Luis Castro, ha cambiado el esquema al 4-2-3-1, ha ganado un jugador más por dentro, presiona alto cuando tiene que presionar y ha puesto jugadores en su sitio. Carlos Álvarez es uno de ellos, deja de estar caído a banda para jugar en su posición que es la de media punta. Así el jugador queda más cerca del área y hace lo que mejor sabe hacer, crear peligro en la zona de tres cuartos, con movimientos, tiros o filtrando pases
Ganó calidad en el once con la entrada de Losada y poniendo en su posición a Pablo Martinez. Cada vez que los defensas del Levante conseguían filtrar por dentro, era una ocasión clara. Eso lo hace muy bien De La y de ahí que lo destaque en este artículo.

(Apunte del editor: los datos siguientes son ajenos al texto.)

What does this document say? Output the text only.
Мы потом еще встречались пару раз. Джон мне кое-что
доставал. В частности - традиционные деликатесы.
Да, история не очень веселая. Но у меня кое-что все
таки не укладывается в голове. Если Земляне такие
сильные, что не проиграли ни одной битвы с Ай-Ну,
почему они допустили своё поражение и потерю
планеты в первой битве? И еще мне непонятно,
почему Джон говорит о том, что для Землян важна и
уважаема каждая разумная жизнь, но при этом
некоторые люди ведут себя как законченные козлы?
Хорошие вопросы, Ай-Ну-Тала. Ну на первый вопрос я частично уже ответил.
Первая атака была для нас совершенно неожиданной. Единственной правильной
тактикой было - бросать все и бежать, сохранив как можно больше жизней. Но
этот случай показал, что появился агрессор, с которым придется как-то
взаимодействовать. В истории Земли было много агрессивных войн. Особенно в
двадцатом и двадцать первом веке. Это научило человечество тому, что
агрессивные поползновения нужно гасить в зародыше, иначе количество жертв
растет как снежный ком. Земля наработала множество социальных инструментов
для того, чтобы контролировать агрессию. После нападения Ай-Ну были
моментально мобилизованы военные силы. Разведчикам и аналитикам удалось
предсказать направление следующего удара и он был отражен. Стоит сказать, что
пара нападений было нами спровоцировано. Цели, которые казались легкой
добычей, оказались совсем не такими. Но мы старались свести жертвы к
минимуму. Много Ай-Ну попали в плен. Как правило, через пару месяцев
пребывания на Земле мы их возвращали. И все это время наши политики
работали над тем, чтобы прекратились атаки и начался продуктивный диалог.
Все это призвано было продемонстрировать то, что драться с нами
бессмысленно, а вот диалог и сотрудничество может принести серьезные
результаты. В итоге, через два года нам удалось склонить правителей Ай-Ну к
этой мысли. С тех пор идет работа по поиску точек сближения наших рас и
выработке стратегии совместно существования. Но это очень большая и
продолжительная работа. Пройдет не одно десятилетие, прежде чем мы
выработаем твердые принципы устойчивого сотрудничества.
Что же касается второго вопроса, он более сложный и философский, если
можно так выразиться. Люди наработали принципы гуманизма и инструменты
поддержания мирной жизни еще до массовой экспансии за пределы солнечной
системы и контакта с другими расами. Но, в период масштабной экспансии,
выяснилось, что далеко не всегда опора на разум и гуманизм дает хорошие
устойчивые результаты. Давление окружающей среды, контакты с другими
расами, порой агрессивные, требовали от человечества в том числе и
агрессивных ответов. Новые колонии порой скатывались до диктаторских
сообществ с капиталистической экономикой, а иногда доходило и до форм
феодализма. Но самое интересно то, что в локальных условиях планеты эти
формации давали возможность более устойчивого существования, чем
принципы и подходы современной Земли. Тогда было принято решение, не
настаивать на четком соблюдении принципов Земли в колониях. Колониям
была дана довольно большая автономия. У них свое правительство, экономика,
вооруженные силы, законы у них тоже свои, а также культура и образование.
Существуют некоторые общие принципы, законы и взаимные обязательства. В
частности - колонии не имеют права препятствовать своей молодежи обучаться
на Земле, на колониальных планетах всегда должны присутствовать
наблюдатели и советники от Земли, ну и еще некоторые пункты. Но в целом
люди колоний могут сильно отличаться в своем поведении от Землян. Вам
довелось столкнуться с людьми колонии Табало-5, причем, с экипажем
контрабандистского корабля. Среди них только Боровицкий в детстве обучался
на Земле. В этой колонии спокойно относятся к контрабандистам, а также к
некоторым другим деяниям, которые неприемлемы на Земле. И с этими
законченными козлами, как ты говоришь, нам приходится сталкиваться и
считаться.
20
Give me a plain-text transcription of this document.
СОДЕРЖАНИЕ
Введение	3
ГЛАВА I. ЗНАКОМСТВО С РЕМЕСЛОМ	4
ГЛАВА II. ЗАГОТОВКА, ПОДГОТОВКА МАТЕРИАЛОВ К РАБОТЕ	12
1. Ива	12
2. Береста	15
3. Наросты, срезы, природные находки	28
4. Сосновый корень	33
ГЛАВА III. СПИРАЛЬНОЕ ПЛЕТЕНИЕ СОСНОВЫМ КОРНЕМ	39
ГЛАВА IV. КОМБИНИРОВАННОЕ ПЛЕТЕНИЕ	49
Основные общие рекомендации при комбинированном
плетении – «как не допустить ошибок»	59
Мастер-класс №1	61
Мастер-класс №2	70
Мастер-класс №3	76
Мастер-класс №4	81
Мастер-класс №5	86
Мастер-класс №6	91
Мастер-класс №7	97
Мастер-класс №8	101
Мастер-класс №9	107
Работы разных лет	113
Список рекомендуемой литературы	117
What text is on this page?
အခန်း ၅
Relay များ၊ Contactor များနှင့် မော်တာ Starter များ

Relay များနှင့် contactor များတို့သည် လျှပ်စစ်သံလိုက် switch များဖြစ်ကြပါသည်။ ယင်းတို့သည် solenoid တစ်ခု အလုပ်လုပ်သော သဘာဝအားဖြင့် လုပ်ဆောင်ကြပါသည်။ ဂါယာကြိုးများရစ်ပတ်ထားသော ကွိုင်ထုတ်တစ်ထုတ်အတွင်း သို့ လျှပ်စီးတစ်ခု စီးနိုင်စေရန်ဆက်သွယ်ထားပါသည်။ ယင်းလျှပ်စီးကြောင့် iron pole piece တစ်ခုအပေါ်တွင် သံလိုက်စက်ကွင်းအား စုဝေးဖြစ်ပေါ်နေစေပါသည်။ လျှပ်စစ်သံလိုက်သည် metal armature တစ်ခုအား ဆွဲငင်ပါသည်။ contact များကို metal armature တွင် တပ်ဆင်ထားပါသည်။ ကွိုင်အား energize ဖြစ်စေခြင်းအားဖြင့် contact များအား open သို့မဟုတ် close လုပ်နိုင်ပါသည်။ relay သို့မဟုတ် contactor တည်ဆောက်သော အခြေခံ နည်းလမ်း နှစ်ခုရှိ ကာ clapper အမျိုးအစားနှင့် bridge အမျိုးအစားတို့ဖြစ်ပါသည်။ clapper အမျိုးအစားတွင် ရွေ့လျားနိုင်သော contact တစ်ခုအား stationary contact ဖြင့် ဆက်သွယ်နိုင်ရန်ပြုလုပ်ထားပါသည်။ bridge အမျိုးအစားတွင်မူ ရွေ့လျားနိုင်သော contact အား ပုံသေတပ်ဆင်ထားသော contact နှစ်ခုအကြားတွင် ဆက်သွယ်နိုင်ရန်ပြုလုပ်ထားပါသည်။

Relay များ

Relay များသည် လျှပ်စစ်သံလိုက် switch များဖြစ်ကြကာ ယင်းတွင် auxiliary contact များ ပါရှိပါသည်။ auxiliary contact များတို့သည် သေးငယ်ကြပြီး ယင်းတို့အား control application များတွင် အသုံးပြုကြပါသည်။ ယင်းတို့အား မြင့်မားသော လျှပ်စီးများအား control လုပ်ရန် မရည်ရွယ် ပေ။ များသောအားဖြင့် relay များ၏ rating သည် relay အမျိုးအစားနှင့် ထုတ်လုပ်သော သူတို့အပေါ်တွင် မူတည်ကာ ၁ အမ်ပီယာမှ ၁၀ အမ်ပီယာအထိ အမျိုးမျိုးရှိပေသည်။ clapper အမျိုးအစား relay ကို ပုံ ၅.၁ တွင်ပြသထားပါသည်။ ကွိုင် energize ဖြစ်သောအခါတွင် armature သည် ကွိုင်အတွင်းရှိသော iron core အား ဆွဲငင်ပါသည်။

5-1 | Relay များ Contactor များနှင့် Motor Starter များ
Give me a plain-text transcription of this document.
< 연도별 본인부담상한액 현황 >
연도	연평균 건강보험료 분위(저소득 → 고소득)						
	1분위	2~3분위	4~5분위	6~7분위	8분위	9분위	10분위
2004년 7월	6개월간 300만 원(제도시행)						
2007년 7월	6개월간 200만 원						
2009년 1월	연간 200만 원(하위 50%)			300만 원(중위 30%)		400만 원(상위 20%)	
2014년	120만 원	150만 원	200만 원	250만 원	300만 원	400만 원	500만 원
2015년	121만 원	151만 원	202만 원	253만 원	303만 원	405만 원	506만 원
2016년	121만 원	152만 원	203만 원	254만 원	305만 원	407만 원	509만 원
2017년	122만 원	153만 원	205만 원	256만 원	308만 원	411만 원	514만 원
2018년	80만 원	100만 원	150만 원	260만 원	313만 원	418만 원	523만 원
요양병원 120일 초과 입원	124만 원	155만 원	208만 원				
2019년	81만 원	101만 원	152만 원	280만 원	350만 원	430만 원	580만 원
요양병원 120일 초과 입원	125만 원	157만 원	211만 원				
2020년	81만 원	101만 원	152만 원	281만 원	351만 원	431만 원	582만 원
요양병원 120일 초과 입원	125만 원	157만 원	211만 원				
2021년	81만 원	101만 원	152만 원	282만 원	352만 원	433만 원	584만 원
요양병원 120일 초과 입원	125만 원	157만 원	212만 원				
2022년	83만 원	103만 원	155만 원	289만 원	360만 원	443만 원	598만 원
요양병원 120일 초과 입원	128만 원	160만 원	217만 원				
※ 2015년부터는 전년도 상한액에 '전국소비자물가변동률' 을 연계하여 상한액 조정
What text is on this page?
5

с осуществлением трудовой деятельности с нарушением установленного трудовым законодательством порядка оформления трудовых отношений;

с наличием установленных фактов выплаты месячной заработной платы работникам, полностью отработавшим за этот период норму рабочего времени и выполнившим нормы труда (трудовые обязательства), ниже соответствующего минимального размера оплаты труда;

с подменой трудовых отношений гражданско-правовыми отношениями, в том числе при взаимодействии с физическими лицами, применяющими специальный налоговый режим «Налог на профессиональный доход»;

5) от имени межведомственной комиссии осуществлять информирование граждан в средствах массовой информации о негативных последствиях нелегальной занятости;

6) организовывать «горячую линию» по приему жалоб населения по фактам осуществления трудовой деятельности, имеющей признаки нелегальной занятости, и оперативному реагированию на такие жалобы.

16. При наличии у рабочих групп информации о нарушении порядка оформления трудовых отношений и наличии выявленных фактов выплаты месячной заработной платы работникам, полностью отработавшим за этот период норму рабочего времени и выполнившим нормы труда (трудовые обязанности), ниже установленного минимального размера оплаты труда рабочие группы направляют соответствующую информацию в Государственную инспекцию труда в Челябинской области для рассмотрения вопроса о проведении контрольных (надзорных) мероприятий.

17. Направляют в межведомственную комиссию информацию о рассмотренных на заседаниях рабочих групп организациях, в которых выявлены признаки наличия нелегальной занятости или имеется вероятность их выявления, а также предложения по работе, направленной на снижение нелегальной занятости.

Todo esto no se hablaría sin el partidazo del australiano Mathew Ryan. Que estuvo imperial debajo de los palos, con siete paradas y un penalti parado. Hay cosas que mejorar todavía pero ahora el equipo no es tan pasivo, es activo y agresivo cuando tiene que serlo. La victoria da moral al equipo y ayudará a que lo que tiene que mejorar se haga más rápido.
Luis Castro da un poco de esperanza a la afición granota y espera la llegada de Eyong y los nuevos fichajes en el mercado de invierno para seguir subiendo el nivel e intentar salvar al equipo. El tiempo dirá si el cambio fue acertado o no pero de momento está surtiendo efecto. ¡Un nuevo Levante, el Levante de Luis Castro!